Homes do not come without challenges.

“We don’t have any storage, but we consume what we produce now. Our problem is at night when we don’t produce. [electricity] and there is a blackout, then we don’t have power here,” said Tanghongs, referring to his own experience living in one of the smart houses. “The only way to get around it is to install batteries. Batteries are expensive.”

That cost is not lost on Vithanis, who also hopes to install battery storage in the future to avoid dealing with any blackouts.

Solar panels are “just not enough to sustain our independent lifestyle,” says Priya Vithani. “We need to expand that, and we just bought the house so we need to save our pennies to afford it. [batteries]. Down the line, we will explore that opportunity. “

The Tanghongs are also facing a tough housing market after the pandemic. While he was able to keep up with the demand for his homes, he saw a real decline in interest in buying a home as interest rates rose.

“I think the price point is something that as a buyer I’m really crossing my fingers that I get my money back on it. I think my price per square foot is easily $300,” said Imran Vithani.

Vithanis say they also pay for peace of mind. Imran’s mother lives in McKinney and has been without power, sometimes for days at a time.

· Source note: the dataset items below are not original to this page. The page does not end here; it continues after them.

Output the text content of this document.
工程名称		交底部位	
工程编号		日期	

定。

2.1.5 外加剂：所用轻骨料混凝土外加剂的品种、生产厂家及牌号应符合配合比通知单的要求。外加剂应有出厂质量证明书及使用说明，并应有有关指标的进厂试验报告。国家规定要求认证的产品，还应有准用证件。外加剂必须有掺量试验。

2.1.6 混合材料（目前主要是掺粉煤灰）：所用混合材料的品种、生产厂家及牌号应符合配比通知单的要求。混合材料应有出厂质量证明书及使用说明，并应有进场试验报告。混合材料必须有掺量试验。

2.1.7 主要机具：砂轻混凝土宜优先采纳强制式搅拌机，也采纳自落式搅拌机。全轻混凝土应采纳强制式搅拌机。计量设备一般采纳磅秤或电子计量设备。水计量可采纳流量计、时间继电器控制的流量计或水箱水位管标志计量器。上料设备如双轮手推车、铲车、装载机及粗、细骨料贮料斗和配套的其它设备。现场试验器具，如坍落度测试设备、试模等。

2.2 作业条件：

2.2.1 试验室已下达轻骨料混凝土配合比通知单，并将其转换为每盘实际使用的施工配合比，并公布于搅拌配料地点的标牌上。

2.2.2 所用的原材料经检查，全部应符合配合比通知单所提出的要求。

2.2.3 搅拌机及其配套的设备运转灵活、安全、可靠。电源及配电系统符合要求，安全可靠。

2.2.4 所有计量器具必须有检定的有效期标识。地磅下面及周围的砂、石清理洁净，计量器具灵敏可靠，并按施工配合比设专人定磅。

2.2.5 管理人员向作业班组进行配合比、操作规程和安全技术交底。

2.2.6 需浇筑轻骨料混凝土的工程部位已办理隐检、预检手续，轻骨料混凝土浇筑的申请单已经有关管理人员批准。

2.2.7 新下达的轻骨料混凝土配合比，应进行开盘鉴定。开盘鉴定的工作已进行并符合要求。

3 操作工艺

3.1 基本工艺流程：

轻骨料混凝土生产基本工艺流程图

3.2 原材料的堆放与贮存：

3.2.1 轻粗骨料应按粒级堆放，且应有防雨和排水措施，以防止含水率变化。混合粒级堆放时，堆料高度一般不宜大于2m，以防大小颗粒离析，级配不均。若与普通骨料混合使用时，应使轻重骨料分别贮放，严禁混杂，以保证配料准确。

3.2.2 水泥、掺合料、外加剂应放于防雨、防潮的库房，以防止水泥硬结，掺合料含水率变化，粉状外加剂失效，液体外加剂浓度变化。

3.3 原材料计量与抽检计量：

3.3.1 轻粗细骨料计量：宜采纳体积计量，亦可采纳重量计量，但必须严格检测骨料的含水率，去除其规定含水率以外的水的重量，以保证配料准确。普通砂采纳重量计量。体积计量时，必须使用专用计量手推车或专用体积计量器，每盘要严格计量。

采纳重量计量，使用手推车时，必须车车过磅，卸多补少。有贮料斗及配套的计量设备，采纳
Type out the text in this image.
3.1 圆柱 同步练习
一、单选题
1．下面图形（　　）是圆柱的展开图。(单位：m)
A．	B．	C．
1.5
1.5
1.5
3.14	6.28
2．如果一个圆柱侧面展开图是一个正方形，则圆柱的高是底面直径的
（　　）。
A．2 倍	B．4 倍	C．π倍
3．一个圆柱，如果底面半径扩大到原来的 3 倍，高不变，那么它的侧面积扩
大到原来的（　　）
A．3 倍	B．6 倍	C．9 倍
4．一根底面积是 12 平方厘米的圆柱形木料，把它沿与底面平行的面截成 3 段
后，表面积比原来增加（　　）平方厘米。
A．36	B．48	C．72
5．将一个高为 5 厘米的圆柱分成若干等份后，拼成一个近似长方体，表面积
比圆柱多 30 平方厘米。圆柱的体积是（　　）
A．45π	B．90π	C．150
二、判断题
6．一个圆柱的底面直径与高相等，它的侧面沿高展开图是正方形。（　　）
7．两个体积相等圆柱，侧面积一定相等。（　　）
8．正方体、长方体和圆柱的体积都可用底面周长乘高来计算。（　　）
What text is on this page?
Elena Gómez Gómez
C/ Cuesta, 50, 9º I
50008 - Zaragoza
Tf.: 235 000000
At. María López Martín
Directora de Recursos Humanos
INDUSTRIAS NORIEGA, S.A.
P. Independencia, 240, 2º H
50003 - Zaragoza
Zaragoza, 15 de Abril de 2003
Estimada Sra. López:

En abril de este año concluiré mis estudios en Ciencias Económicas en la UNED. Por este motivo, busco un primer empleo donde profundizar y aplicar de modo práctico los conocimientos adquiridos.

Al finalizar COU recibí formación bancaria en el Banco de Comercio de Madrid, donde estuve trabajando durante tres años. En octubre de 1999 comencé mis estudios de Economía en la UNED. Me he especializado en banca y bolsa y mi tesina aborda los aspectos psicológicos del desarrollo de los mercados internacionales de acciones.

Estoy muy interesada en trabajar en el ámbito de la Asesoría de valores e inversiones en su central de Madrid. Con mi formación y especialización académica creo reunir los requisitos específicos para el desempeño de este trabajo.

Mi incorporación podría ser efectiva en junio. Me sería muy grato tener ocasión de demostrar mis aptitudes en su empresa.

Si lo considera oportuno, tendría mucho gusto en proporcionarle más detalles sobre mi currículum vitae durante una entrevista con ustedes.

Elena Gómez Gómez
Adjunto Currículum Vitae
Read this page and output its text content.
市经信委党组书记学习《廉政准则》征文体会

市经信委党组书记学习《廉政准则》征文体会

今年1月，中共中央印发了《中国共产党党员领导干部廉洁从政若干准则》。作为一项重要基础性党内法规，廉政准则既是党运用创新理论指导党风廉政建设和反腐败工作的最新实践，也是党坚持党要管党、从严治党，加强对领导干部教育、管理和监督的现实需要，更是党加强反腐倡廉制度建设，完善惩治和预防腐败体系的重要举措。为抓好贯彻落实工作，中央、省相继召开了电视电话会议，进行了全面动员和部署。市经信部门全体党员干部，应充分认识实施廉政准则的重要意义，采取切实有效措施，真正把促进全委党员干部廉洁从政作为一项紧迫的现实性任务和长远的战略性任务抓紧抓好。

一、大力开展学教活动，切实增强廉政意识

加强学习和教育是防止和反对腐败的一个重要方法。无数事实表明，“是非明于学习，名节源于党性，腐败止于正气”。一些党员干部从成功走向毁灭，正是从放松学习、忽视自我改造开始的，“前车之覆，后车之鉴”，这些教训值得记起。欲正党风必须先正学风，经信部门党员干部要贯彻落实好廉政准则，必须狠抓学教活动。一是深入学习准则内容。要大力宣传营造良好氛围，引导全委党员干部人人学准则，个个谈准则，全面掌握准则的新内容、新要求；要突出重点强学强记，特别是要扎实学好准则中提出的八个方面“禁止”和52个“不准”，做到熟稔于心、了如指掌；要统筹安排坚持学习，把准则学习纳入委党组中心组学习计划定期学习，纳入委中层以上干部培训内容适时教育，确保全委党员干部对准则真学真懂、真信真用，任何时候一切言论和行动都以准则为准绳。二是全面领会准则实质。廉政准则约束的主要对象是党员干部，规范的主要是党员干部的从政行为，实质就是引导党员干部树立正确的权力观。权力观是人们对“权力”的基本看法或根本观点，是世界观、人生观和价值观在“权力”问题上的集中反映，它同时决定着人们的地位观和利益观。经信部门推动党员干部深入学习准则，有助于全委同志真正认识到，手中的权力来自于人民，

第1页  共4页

“I don’t think it’s acceptable that our parents who are close to our parents should experience anything like that,” he said. “When your parents are getting old, you want to make sure they’re comfortable.”

His wife said that putting the future battery storage option in their house will also support their relatives if they lose electricity again.

“I don’t think people want to suffer the whole ERCOT situation. When I get the emails, I just want to know how I can be as independent as possible,” said Imran Vithani. “I already work 50 to 60 hours a week. Is this something I want to add to my plate to worry about?”

The Tanghongs’ next project, a series of 50 smart-version townhomes in Garland, will be a stepping stone for making this housing option more affordable. He said the “price point will be in the low $400,000s.”

“I was born here, so I plan to build here forever,” Tanghongs said. “Dallas is growing so fast that I always have a customer to build.”

©2022 The Dallas Morning News. Distributed by Tribune Content Agency, LLC.